In 2019, we, as a nation, celebrate, mourn, and acknowledge the 400th anniversary of the first arrival of Africans as slaves to Virginia. America must grapple with this “hard history.” Twelve of our early presidents were slave owners. President James Madison, chief author of the document declaring America’s commitment to equality called slavery, “the most oppressive dominion ever exercised by man over man.” By the way, President Madison saw blacks as three-fifths of a human (for census purposes). Madison makes an appearance in Send Judah First, as he was the real-life brother of Nelly Madison Hite, first mistress of Belle Grove.

I am deeply indebted to the staff at Belle Grove who were committed to seeing Send Judah First completed. Having research partners is essential to writing a good piece of historical fiction. Belle Grove is not hiding from its past. They were happy to work with me, answer questions, and help to tell give historical basis for Judah’s story. 

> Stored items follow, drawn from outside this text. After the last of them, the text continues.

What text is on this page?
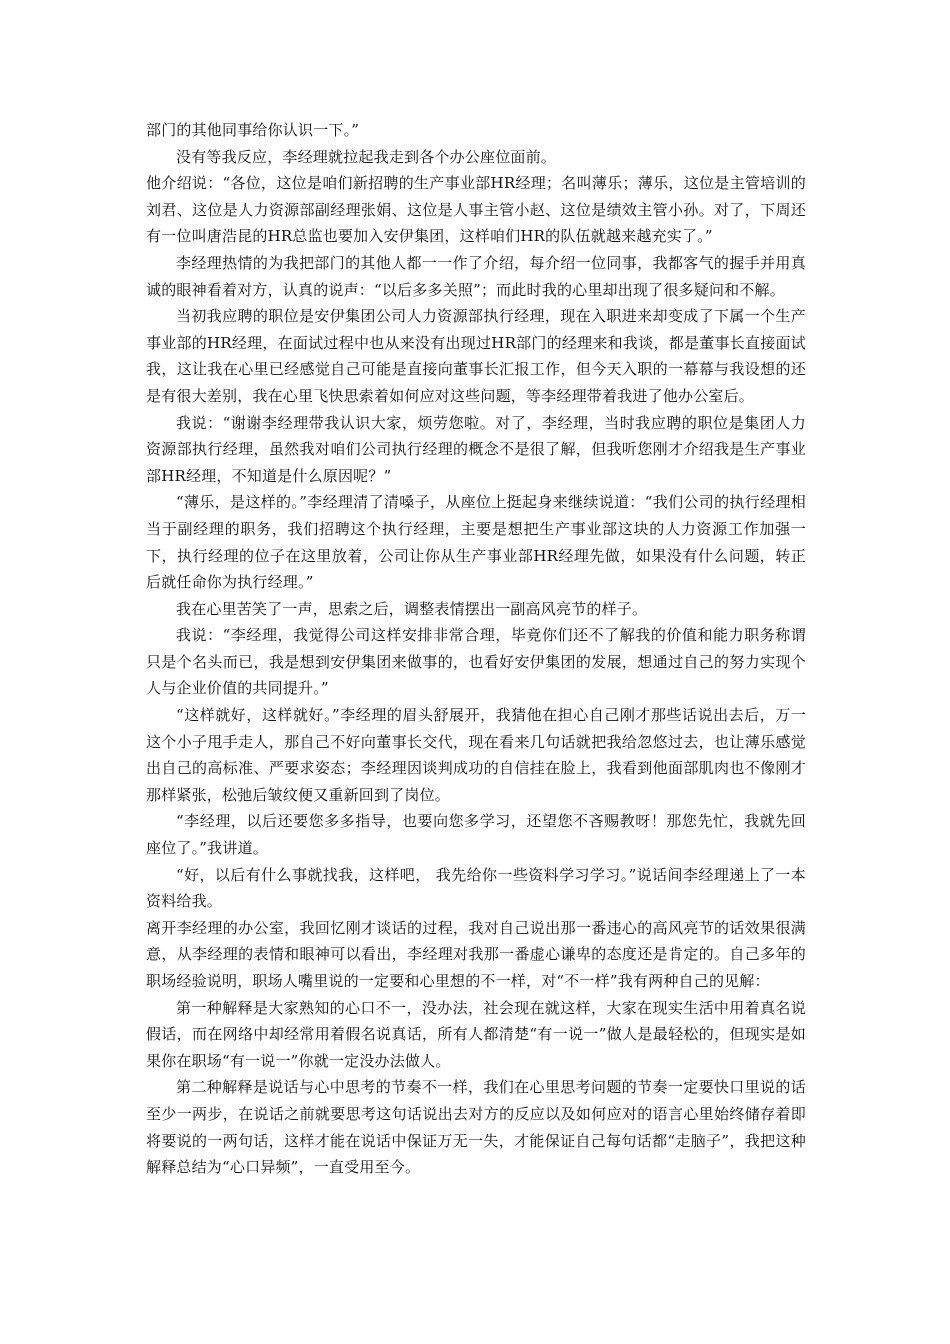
部门的其他同事给你认识一下。”

没有等我反应，李经理就拉起我走到各个办公座位面前。

他介绍说：“各位，这位是咱们新招聘的生产事业部HR经理；名叫薄乐；薄乐，这位是主管培训的刘君、这位是人力资源部副经理张娟、这位是人事主管小赵、这位是绩效主管小孙。对了，下周还有一位叫唐浩昆的HR总监也要加入安伊集团，这样咱们HR的队伍就越来越充实了。”

李经理热情的为我把部门的其他人都一一作了介绍，每介绍一位同事，我都客气的握手并用真诚的眼神看着对方，认真的说声：“以后多多关照”；而此时我的心里却出现了很多疑问和不解。

当初我应聘的职位是安伊集团公司人力资源部执行经理，现在入职进来却变成了下属一个生产事业部的HR经理，在面试过程中也从来没有出现过HR部门的经理来和我谈，都是董事长直接面试我，这让我在心里已经感觉自己可能是直接向董事长汇报工作，但今天入职的一幕幕与我设想的还是有很大差别，我在心里飞快思索着如何应对这些问题，等李经理带着我进了他办公室后。

我说：“谢谢李经理带我认识大家，烦劳您啦。对了，李经理，当时我应聘的职位是集团人力资源部执行经理，虽然我对咱们公司执行经理的概念不是很了解，但我听您刚才介绍我是生产事业部HR经理，不知道是什么原因呢？”

“薄乐，是这样的。”李经理清了清嗓子，从座位上挺起身来继续说道：“我们公司的执行经理相当于副经理的职务，我们招聘这个执行经理，主要是想把生产事业部这块的人力资源工作加强一下，执行经理的位子在这里放着，公司让你从生产事业部HR经理先做，如果没有什么问题，转正后就任命你为执行经理。”

我在心里苦笑了一声，思索之后，调整表情摆出一副高风亮节的样子。

我说：“李经理，我觉得公司这样安排非常合理，毕竟你们还不了解我的价值和能力职务称谓只是个名头而已，我是想到安伊集团来做事的，也看好安伊集团的发展，想通过自己的努力实现个人与企业价值的共同提升。”

“这样就好，这样就好。”李经理的眉头舒展开，我猜他在担心自己刚才那些话说出去后，万一这个小子甩手走人，那自己不好向董事长交代，现在看来几句话就把我给忽悠过去，也让薄乐感觉出自己的高标准、严要求姿态；李经理因谈判成功的自信挂在脸上，我看到他面部肌肉也不像刚才那样紧张，松弛后皱纹便又重新回到了岗位。

“李经理，以后还要您多多指导，也要向您多学习，还望您不吝赐教呀！那您先忙，我就先回座位了。”我讲道。

“好，以后有什么事就找我，这样吧， 我先给你一些资料学习学习。”说话间李经理递上了一本资料给我。

离开李经理的办公室，我回忆刚才谈话的过程，我对自己说出那一番违心的高风亮节的话效果很满意，从李经理的表情和眼神可以看出，李经理对我那一番虚心谦卑的态度还是肯定的。自己多年的职场经验说明，职场人嘴里说的一定要和心里想的不一样，对“不一样”我有两种自己的见解：

第一种解释是大家熟知的心口不一，没办法，社会现在就这样，大家在现实生活中用着真名说假话，而在网络中却经常用着假名说真话，所有人都清楚“有一说一”做人是最轻松的，但现实是如果你在职场“有一说一”你就一定没办法做人。

第二种解释是说话与心中思考的节奏不一样，我们在心里思考问题的节奏一定要快口里说的话至少一两步，在说话之前就要思考这句话说出去对方的反应以及如何应对的语言心里始终储存着即将要说的一两句话，这样才能在说话中保证万无一失，才能保证自己每句话都“走脑子”，我把这种解释总结为“心口异频”，一直受用至今。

My next NaNoWriMo project will again take me down a historical fiction path, force readers to confront “hard history”,  as I tell the story of Caesar Blackwell, an enslaved preacher from Montgomery, Alabama.

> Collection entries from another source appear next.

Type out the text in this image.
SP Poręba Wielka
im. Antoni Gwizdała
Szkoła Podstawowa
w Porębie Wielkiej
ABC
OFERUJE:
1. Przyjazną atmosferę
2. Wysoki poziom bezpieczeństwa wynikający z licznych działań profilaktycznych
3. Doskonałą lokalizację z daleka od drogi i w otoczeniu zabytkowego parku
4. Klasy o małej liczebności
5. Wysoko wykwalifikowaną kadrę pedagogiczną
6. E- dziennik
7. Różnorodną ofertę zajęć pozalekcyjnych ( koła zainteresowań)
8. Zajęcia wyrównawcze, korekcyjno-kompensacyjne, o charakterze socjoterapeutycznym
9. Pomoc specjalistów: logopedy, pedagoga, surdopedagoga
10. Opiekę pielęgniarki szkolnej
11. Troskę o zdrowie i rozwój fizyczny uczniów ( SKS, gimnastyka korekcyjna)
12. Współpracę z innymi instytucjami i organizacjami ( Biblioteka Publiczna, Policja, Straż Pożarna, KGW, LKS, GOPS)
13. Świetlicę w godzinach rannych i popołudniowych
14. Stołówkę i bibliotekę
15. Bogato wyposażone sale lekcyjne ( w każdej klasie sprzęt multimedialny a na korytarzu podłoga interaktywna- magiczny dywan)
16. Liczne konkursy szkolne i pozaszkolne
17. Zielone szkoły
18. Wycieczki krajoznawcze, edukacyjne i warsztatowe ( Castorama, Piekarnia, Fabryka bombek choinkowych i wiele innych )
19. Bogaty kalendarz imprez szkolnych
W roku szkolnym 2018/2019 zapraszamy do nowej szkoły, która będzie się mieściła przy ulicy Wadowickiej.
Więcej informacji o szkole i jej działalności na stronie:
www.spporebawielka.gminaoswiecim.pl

Brian C. Johnson honors the struggles and accomplishments of the ordinary citizens who launched the Civil Rights Movement by committing himself personally and professionally to the advancement of multicultural and inclusive education. He has served as a faculty member in the department of academic enrichment at Bloomsburg University of Pennsylvania and was the director of the Frederick Douglass Institute for Academic Excellence. He is a founder of the Pennsylvania Association of Liaisons and Officers of Multicultural Affairs, a consortium that promotes best practices in higher education. He earned both bachelor’s and master’s degrees in English from California University of Pennsylvania and a PhD at Indiana University of Pennsylvania in Communications Media and Instructional Technology. His research examines the role of mainstream film in the development of social dominance orientation.